On Thu, 2023-10-26 at 09:01 -0700, Chatre, Reinette wrote:
>
> On 10/25/2023 4:58 PM, Huang, Kai wrote:
> > On Wed, 2023-10-25 at 07:31 -0700, Hansen, Dave wrote:
> > > On 10/19/23 19:53, Haitao Huang wrote:
> > > > In the EAUG on page fault path, VM_FAULT_OOM is returned when the
> > > > Enclave Page Cache (EPC) runs out. This may trigger unneeded OOM kill
> > > > that will not free any EPCs. Return VM_FAULT_SIGBUS instead.
>
> This commit message does not seem accurate to me. From what I can tell
> VM_FAULT_SIGBUS is indeed returned when EPC runs out. What is addressed
> with this patch is the error returned when kernel (not EPC) memory runs
> out.
>
> > > So, when picking an error code and we look the documentation for the
> > > bits, we see:
> > >
> > > > * @VM_FAULT_OOM: Out Of Memory
> > > > * @VM_FAULT_SIGBUS: Bad access
> > >
> > > So if anything we'll need a bit more changelog where you explain how
> > > running out of enclave memory is more "Bad access" than "Out Of Memory".

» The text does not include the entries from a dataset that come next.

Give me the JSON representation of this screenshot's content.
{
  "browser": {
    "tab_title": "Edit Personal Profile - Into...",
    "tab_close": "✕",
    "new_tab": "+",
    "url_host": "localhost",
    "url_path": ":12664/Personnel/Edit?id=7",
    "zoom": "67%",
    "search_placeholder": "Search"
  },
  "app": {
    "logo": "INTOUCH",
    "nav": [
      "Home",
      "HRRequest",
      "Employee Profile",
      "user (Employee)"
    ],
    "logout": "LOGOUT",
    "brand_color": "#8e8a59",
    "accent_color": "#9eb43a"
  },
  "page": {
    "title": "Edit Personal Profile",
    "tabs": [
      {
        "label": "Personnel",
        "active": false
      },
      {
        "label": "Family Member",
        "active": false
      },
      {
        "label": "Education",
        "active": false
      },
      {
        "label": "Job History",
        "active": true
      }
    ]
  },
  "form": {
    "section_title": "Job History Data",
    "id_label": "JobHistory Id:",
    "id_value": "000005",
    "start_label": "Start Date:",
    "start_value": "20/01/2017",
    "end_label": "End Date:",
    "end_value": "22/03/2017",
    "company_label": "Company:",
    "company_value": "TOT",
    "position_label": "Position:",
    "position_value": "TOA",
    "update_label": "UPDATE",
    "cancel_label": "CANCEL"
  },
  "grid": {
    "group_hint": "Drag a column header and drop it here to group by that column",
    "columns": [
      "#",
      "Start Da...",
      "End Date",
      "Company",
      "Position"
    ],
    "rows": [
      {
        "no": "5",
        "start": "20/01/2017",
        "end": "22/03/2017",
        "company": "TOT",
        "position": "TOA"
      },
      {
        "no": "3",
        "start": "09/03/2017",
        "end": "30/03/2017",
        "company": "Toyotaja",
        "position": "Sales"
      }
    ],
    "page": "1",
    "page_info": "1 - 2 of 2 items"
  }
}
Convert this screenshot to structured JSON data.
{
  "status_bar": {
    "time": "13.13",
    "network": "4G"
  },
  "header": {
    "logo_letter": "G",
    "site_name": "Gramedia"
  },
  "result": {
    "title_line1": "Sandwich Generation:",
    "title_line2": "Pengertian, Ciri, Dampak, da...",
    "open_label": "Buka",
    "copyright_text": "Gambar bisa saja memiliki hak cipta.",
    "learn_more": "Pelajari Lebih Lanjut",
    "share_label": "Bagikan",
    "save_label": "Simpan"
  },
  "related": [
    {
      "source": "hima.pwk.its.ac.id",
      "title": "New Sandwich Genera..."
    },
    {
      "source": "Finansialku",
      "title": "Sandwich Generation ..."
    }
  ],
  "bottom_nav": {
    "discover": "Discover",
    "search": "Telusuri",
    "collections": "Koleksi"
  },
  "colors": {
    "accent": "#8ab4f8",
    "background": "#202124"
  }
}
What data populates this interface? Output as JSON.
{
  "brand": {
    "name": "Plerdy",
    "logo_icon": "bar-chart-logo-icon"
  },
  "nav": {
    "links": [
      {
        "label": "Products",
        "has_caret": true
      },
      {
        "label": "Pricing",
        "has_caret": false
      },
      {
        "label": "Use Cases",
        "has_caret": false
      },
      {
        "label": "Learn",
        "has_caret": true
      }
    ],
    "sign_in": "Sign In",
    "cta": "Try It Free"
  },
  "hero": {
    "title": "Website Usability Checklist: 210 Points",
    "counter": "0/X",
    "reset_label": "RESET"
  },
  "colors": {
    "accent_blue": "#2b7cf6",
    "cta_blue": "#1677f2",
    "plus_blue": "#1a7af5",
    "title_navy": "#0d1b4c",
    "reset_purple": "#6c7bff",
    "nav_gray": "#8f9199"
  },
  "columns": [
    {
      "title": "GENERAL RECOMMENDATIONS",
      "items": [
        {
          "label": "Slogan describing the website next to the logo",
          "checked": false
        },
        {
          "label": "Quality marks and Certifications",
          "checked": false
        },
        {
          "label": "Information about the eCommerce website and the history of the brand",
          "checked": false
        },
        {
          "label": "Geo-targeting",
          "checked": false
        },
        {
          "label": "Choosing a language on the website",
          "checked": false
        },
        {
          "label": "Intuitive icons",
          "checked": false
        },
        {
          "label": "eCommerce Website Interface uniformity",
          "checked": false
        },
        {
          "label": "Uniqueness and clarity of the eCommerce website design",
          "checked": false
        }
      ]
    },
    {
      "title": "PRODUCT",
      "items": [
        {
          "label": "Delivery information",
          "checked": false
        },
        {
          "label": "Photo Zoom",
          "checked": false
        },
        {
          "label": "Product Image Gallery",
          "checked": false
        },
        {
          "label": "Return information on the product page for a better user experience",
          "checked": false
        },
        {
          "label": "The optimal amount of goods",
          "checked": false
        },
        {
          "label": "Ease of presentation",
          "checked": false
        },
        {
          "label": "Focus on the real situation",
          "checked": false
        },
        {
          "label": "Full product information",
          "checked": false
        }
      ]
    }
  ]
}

> > > Because on the surface this patch looks wrong.
> > >
> > > But that's just a naming thing. What *behavior* is bad here? With the
> > > old code, what happens? With the new code, what happens? Why is the
> > > old better than the new?
> >
> > I think Haitao meant if we return OOM, the core-MM fault handler will
> > believe
> > the fault couldn't be handled because of running out of memory, and then it
> > could invoke the OOM killer which might select an unrelated victim who might
> > have no EPC at all.
>
> Since the issue is that system is out of kernel memory the resolution may
> need to
> look further than owners with EPC memory.
Oh right, I didn't look into the sgx_encl_page_alloc():
encl_page = kzalloc(sizeof(*encl_page), GFP_KERNEL);
if (!encl_page)
return ERR_PTR(-ENOMEM);
>
> ...
>
> >
> > (Also, currently the non-EAUG code path (ELDU) in sgx_vma_fault() also
> > returns
> > SIGBUS if it fails to allocate EPC, so making EAUG code path return SIGBUS
> > also
> > matches the ELDU path.)
> >
>
> These errors all seem related to EPC memory to me, not kernel memory.
Right.